Rhaella thinks she looks terribly brave and daring, and decides immediately to like her very much, especially if Aunt Rhaelle is as much like Grandmother as Mother always insists.

"Hello, Papa," Aunt Rhaelle calls cheerfully, swinging to her feet and throwing herself into Grandfather's waiting embrace. "You look very well, don't you? Mother's been making you eat breakfast again, I see."

"I've missed you as well, little egg," Grandfather says, rolling his eyes and kissing Aunt Rhaelle's temple. "Come, I've a new favourite, you'd best meet her."

Rhaella's heart swells at that, because Grandfather means she's his new favourite! Oh! She's never been anyone's favourite before!

Aunt Rhaelle is smiling when she crouches enough to look Rhaella straight in the eye - she's tall and strong, like Grandfather, but Rhaella's small and slight like Grandmother, and she's only one-and-ten, anyway. Aunt Rhaelle's eyes are dark like Grandmother's, but they shine with mischief, like Grandfather's, or like Uncle Duncan's, when Grandfather isn't about.

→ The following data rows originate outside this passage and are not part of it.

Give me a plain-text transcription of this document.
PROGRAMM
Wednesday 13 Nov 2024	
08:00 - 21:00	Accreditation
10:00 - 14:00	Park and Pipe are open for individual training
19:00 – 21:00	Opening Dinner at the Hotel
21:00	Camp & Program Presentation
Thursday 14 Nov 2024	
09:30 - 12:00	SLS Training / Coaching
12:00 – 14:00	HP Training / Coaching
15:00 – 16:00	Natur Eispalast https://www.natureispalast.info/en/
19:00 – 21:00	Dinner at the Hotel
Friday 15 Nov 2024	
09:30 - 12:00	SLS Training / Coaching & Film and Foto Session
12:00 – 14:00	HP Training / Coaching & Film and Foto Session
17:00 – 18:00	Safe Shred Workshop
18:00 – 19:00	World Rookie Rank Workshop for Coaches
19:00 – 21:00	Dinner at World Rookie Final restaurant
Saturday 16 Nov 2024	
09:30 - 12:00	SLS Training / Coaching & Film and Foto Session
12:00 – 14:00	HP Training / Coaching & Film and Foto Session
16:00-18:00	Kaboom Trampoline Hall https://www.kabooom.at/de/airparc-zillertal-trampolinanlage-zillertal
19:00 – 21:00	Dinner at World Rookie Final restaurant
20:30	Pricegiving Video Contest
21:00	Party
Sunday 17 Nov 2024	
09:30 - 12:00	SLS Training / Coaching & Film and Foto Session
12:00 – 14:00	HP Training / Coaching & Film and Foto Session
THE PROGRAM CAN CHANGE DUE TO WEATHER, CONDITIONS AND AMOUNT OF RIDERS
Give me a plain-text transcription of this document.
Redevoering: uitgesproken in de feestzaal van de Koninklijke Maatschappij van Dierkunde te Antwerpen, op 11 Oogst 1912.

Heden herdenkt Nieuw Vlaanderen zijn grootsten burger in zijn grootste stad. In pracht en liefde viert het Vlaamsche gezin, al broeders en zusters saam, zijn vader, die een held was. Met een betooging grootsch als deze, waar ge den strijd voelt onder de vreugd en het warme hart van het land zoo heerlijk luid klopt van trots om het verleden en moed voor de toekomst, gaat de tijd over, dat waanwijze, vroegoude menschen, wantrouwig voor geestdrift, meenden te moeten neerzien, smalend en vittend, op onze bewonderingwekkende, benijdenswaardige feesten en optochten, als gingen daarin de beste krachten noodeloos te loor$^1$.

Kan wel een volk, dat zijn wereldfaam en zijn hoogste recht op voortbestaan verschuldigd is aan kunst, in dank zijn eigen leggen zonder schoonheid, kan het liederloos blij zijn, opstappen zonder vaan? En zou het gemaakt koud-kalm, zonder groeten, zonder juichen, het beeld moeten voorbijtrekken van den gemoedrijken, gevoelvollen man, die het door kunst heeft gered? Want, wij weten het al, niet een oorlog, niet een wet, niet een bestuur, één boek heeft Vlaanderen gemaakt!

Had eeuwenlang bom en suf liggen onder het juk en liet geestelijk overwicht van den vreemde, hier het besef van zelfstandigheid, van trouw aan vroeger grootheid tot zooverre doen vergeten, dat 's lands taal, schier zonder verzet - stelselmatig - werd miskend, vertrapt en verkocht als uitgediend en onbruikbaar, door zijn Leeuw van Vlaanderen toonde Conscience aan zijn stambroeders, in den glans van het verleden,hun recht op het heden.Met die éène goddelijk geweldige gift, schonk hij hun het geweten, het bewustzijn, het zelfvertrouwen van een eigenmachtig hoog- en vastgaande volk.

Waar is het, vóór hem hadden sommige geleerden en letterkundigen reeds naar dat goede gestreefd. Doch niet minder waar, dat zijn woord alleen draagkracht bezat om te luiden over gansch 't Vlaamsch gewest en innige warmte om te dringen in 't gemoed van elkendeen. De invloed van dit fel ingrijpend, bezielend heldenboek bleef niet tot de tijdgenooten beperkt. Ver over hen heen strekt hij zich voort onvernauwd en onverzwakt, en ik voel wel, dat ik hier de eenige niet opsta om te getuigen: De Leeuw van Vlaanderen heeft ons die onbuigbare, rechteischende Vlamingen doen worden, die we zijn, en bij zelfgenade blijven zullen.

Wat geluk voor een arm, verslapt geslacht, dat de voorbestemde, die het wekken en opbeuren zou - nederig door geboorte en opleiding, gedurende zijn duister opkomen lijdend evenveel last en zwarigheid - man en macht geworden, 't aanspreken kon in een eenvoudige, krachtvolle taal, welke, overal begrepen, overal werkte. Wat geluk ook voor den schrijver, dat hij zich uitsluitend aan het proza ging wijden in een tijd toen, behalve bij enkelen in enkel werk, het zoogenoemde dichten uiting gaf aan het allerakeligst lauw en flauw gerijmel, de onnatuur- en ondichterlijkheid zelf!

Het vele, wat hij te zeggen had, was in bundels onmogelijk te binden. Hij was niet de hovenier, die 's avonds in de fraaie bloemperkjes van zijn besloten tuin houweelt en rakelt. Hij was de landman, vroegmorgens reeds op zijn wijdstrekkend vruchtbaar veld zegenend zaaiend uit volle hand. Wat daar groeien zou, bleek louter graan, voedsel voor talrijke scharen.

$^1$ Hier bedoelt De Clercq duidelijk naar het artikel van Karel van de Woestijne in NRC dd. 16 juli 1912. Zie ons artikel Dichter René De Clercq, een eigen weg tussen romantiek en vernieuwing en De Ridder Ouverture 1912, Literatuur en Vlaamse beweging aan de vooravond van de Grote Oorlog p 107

"So you're the little love Mother has written about," Aunt Rhaelle says, cupping Rhaella's cheek in her long-fingered hand. "Let me promise you something, sweetling - by the time I'm done with your fool parents, there shan't be another word about marrying you to your brother, I promise you that."

Lord Ormund's shadow hides Rhaella and Rhaelle both for a moment, and were it not for his quiet smile and warm blue eyes, for the way he and Grandfather clasp wrists, Rhaella would be frightened, because he is so big.

"I don't know what my lady is promising, Princess," he says, bowing as low to Rhaella as he did to Grandfather, "but I shall stand over it on her behalf, should the need arise."

Grandfather is smiling when he wraps an arm around Rhaella's shoulders, the fierce sort of smile he saves for fighting with people, and she thinks she understands. Aunt Rhaelle has always been his favourite, and that is part of why he brought her to court for this - but Aunt Rhaelle has always been the thing Rhaella's parents fear most, too, and the regard in which Lord Ormund holds her is notorious at court.

Grandfather is seeking out champions for her, to keep her from Aerys. Rhaella hopes only to be worthy of such effort.